Organometallics, 2015, 34 (12), pp 2796–2809

Abstract: The novel bis(allyl)-ruthenium(IV)-guanidinate complexes [RuCl{κ2-(N,N´)-C(NR)(NiPr)-NHiPr}(η3:η3-C10H16)] (C10H16 = 2,7-dimethylocta-2,6-diene-1,8-diyl; R = Ph (3a), 4-C6H4F (3b), 4-C6H4Cl (3c), 4-C6H4Me (3d), 3-C6H4Me (3e) 4-C6H4tBu (3f)) have been synthesized by treatment of the dimeric precursor [{RuCl(µ-Cl)(η3:η3-C10H16)}2] (1) with 4 equivalents of the corresponding guanidine (iPrHN)2C=NR (2a-f). The easily separable guanidinium chloride salts [(iPrHN)2C(NHR)][Cl] (4a-f) are also formed in these reactions. Attempts to generate analogous Ru(IV)-guanidinate complexes from (iPrHN)2C=NR (R = 2-C6H4Me (2g), 2,4,6-C6H2Me3 (2h), 2,6-C6H3iPr2 (2i)) failed, due probably to the steric hindrance associated with the aryl group in these guanidines. On the other hand, the reaction of dimer [{RuCl(µ-Cl)(η3:η3-C10H16)}2] (1) with (iPrHN)2C=N-4-C6H4C≡N (2j) led to the selective formation of the mononuclear derivative [RuCl2(η3:η3-C10H16){N≡C-4-C6H4-N=C(NHiPr2)2}] (5), in which the guanidine coordinates to ruthenium through the pendant nitrile unit. This result contrasts with that obtained by employing the related Ru(II) dimer [{RuCl(μ-Cl)(η6p-cymene)}2] (6), whose reaction with 2j afforded the expected guanidinate complex [RuCl{κ2-(N,N´)-C(N-4-C6H4C≡N)(NiPr)-NHiPr}(η6p-cymene)] (7). Treatment of 7 with dimer 1 yielded a dinuclear Ru(II)/Ru(IV) derivative 8, via cleavage of the chloride bridges of 1 by the C≡N group of 7. Reductive elimination of the 2,7-dimethylocta-2,6-diene-1,8-diyl chain in complexes [RuCl{κ2-(N,N´)-C(NR)(NiPr)-NHiPr}(η3:η3-C10H16)] (3a-f) readily took place in the presence of an excess of 2,6-dimethylphenyl isocyanide, thus allowing the high-yield preparation of the octahedral ruthenium(II) compounds mer-[RuCl{κ2-(N,N´)-C(NR)(NiPr)-NHiPr}(CN-2,6-C6H3Me2)3] (9a-f).
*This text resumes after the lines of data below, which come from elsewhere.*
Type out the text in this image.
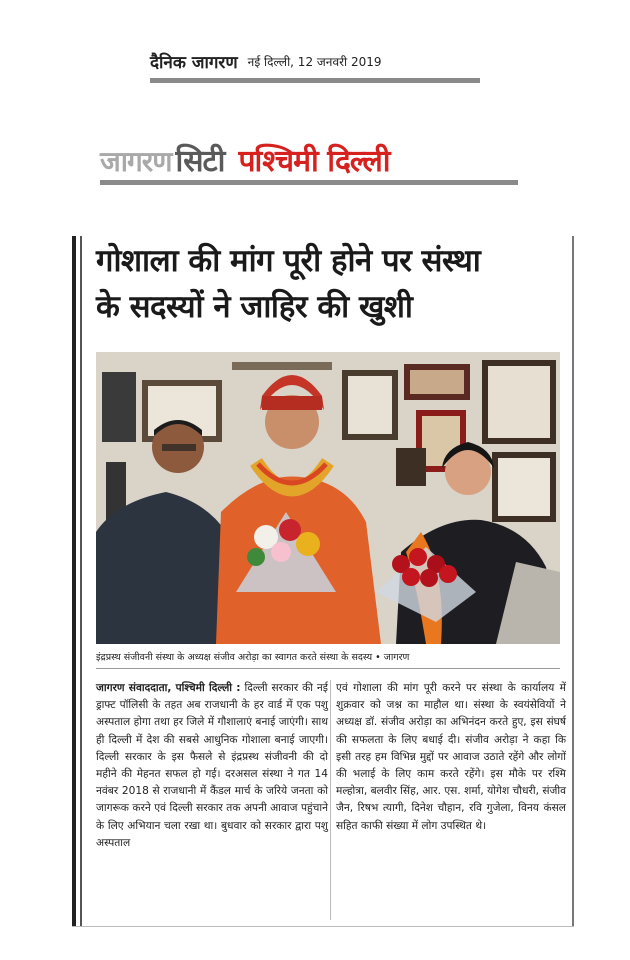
दैनिक जागरण नई दिल्ली, 12 जनवरी 2019
जागरण सिटी पश्चिमी दिल्ली
गोशाला की मांग पूरी होने पर संस्था
के सदस्यों ने जाहिर की खुशी
इंद्रप्रस्थ संजीवनी संस्था के अध्यक्ष संजीव अरोड़ा का स्वागत करते संस्था के सदस्य • जागरण
जागरण संवाददाता, पश्चिमी दिल्ली : दिल्ली सरकार की नई ड्राफ्ट पॉलिसी के तहत अब राजधानी के हर वार्ड में एक पशु अस्पताल होगा तथा हर जिले में गौशालाएं बनाई जाएंगी। साथ ही दिल्ली में देश की सबसे आधुनिक गोशाला बनाई जाएगी। दिल्ली सरकार के इस फैसले से इंद्रप्रस्थ संजीवनी की दो महीने की मेहनत सफल हो गई। दरअसल संस्था ने गत 14 नवंबर 2018 से राजधानी में कैंडल मार्च के जरिये जनता को जागरूक करने एवं दिल्ली सरकार तक अपनी आवाज पहुंचाने के लिए अभियान चला रखा था। बुधवार को सरकार द्वारा पशु अस्पताल
एवं गोशाला की मांग पूरी करने पर संस्था के कार्यालय में शुक्रवार को जश्न का माहौल था। संस्था के स्वयंसेवियों ने अध्यक्ष डॉ. संजीव अरोड़ा का अभिनंदन करते हुए, इस संघर्ष की सफलता के लिए बधाई दी। संजीव अरोड़ा ने कहा कि इसी तरह हम विभिन्न मुद्दों पर आवाज उठाते रहेंगे और लोगों की भलाई के लिए काम करते रहेंगे। इस मौके पर रश्मि मल्होत्रा, बलवीर सिंह, आर. एस. शर्मा, योगेश चौधरी, संजीव जैन, रिषभ त्यागी, दिनेश चौहान, रवि गुजेला, विनय कंसल सहित काफी संख्या में लोग उपस्थित थे।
The structures of complexes [RuCl{κ2-(N,N´)-C(N-4-C6H4Me)(NiPr)-NHiPr}(η3:η3-C10H16)] (3d), [RuCl{κ2-(N,N´)-C(N-4-C6H4C≡N)(NiPr)-NHiPr}(η6p-cymene)] (7) and mer-[RuCl{κ2-(N,N´)-C(N-4-C6H4tBu)(NiPr)-NHiPr}(CN-2,6-C6H3Me2)3] (9f), as well as those of the guanidinium chloride salts 4a-c, were unequivocally confirmed by X-ray diffraction methods. In addition, the catalytic behaviour of the guanidinate complexes 3a-f and 9a-f in the redox isomerization of allylic alcohols was also explored.